On this subject, it is impossible for me to advance anything new. It was exhausted by Mr. Madison, in the debate of 1789, in the House of Representatives. I am confident the Senate will indulge me whilst I read two extracts from his speeches on that occasion, delivered on the 16th and 17th June, 1789. The first was delivered on the 16th June, 1789, and is as follows:
“By a strict examination of the Constitution, on what appears to be its true principles, and considering the great departments of the Government in the relation they have to each other, I have my doubts whether we are not absolutely tied down to the construction declared in the bill. In the first section of the first article, it is said that all legislative powers herein granted shall be vested in a Congress of the United States. In the second article, it is affirmed that the executive power shall be vested in a President of the United States of America. In the third article, it is declared that the judicial power of the United States shall be vested in one Supreme Court; and in such inferior courts as Congress may, from time to time, ordain and establish.
“I suppose it will be readily admitted, that so far as the Constitution has separated the powers of these great departments, it would be improper to combine them together; and so far as it has left any particular department in the entire possession of the powers incident to that department, I conceive we ought not to qualify them further than they are qualified by the Constitution. The legislative powers are vested in Congress, and are to be exercised by them uncontrolled by any other department, except the Constitution has qualified it otherwise. The Constitution has qualified the legislative power, by authorizing the President to object to any act it may pass, requiring, in this case, two-thirds of both Houses to concur in making a law; but still the absolute legislative power is vested in the Congress with this qualification alone.

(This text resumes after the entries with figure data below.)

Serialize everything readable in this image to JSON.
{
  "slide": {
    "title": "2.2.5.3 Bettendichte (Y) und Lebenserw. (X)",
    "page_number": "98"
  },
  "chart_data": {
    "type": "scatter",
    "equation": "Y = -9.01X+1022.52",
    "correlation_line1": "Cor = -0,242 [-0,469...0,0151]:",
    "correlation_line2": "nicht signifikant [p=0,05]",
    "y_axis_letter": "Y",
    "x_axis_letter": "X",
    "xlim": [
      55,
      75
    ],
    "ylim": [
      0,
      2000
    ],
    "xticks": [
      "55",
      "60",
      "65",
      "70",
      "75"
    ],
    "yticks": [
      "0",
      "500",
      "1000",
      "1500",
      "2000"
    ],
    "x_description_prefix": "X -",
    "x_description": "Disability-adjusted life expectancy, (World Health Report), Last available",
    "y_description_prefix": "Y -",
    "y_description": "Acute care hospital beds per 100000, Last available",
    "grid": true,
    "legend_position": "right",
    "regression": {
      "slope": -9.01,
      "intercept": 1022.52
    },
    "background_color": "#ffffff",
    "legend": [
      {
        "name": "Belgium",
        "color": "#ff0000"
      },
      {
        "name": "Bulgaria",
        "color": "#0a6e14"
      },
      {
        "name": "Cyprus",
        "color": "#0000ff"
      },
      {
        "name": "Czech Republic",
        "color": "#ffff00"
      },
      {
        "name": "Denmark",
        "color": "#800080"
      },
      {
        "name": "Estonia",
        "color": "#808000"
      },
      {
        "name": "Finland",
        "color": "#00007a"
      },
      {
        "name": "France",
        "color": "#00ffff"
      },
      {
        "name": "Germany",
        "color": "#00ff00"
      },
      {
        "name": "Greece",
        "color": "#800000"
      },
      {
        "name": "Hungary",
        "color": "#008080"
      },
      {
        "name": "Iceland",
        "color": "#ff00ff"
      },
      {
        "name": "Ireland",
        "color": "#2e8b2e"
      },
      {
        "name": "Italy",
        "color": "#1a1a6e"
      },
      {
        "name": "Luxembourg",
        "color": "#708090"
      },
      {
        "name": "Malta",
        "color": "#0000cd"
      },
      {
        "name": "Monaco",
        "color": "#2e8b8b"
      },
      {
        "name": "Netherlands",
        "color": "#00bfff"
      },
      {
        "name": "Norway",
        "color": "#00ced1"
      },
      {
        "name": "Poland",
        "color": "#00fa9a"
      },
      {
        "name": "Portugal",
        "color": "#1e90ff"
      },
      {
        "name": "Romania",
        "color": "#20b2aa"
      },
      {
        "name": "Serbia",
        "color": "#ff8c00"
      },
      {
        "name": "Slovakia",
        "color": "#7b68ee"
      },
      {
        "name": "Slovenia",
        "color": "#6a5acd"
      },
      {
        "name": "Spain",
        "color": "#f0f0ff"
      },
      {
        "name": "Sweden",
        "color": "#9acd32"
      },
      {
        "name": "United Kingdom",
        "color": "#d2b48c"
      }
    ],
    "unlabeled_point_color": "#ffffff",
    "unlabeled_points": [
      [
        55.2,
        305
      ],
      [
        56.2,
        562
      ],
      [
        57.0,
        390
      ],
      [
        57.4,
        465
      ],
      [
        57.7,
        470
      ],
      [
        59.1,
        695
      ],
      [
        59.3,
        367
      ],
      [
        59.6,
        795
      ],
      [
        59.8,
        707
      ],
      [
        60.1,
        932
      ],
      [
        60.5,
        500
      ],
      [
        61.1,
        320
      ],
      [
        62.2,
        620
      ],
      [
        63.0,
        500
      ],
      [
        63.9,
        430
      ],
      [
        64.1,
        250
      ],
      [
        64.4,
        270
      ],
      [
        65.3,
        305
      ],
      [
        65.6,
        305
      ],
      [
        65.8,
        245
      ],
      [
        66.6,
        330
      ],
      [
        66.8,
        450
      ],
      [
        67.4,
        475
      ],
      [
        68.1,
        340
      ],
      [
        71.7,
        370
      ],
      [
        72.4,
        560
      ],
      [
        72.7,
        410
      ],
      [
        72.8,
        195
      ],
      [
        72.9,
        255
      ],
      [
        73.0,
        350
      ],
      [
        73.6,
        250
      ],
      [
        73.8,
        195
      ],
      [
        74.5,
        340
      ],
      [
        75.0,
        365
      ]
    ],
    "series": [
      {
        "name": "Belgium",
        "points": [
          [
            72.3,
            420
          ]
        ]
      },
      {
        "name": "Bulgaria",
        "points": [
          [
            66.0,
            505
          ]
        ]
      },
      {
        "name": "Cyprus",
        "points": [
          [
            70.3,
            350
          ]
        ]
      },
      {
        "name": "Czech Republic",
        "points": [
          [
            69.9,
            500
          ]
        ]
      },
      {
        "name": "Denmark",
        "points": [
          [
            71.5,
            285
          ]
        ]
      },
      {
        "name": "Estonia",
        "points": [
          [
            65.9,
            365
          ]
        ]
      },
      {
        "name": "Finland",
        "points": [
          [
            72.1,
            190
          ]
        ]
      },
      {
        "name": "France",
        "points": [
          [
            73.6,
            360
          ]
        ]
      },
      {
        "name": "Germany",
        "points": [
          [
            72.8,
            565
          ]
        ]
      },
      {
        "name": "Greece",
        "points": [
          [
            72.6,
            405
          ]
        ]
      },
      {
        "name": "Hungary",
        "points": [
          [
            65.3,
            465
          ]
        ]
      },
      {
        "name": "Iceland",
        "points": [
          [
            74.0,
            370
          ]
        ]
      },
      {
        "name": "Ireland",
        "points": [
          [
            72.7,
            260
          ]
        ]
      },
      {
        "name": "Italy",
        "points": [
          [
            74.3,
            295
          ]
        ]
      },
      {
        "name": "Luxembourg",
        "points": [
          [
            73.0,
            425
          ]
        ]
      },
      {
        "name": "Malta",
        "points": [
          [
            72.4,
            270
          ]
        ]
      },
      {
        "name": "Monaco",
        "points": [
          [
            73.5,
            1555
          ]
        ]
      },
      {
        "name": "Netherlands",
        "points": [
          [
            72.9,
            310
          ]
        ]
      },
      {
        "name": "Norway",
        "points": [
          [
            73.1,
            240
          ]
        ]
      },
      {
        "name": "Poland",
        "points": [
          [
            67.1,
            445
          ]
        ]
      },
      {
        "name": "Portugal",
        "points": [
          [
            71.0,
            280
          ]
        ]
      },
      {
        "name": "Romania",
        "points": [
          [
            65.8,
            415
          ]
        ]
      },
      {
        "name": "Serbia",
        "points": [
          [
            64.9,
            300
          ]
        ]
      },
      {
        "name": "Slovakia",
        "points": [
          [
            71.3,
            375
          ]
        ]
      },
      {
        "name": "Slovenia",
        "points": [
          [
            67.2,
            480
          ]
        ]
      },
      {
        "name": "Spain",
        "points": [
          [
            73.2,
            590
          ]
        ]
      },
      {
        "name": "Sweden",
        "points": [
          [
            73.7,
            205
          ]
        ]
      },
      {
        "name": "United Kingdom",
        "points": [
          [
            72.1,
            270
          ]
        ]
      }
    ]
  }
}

“The Constitution affirms, that the executive power shall be vested in the President. Are there exceptions to this proposition? Yes, there are. The Constitution says, that in appointing to office, the Senate shall be associated with the President, unless in case of inferior officers, when the law shall otherwise direct. Have we a right to extend this exception? I believe not. If the Constitution had invested all executive power in the President, I venture to assert that the Legislature has no right to diminish or modify his executive authority.”
Again:
“The doctrine, however, which seems to stand most in opposition to the principles I contend for, is, that the power to annul an appointment is, in the nature of things, incidental to the power which makes the appointment. I agree that if nothing more was said in the Constitution than that the President, by and with the advice and consent of the Senate, should appoint to office, there would be great force in saying that the power of removal resulted by a natural implication from the power of appointing. But there is another part of the Constitution, no less explicit than the one on which the gentleman’s doctrine is founded; it is that part which declares that the executive power shall be vested in a President of the United States.